Beating the logarithmic lower bound: Randomized preemptive disjoint paths and call control algorithms

We consider the maximum disjoint paths problem and its generalization, the call control problem, in the on-line setting. In the maximum disjoint paths problem, we are given a sequence of connection requests for some communication network. Each request consists of a pair of nodes, that wish to communicate over a path in the network. The request has to be immediately connected or rejected, and the goal is to maximize the number of connected pairs, such that no two paths share an edge. In the call control problem, each request has an additional bandwidth specification, and the goal is to maximize the total bandwidth of the connected pairs (throughput), while satisfying the bandwidth constraints (assuming each edge has unit capacity). These classical problems are central in routing and admission control in high speed networks and in optical networks. We present the first known constant-competitive algorithms for both problems on the line. This settles an open problem of Garay et al. and of Leonardi.

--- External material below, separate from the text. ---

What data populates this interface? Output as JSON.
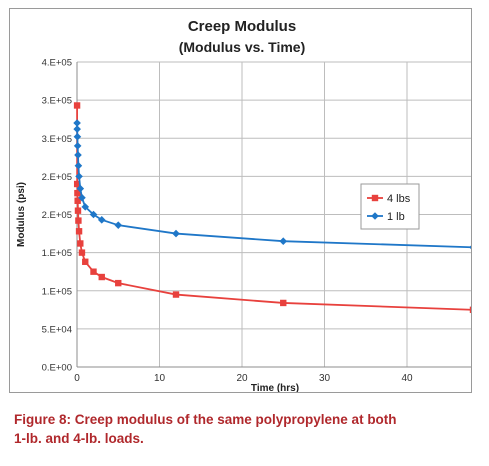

Moreover, to the best of our knowledge, all previous algorithms for any of these problems, are Ω(log n)-competitive, where n is the number of vertices in the network (and obviously noncompetitive for the continuous line). Our algorithms are randomized and preemptive. Our results should be contrasted with the Ω(log n) lower bounds for deterministic preemptive algorithms of Garay et al. and the Ω(log n) lower bounds for randomized non-preemptive algorithms of Lipton and Tomkins and Awerbuch et al. Interestingly, nonconstant lower bounds were proved by Canetti and Irani for randomized preemptive algorithms for related problems but not for these exact problems.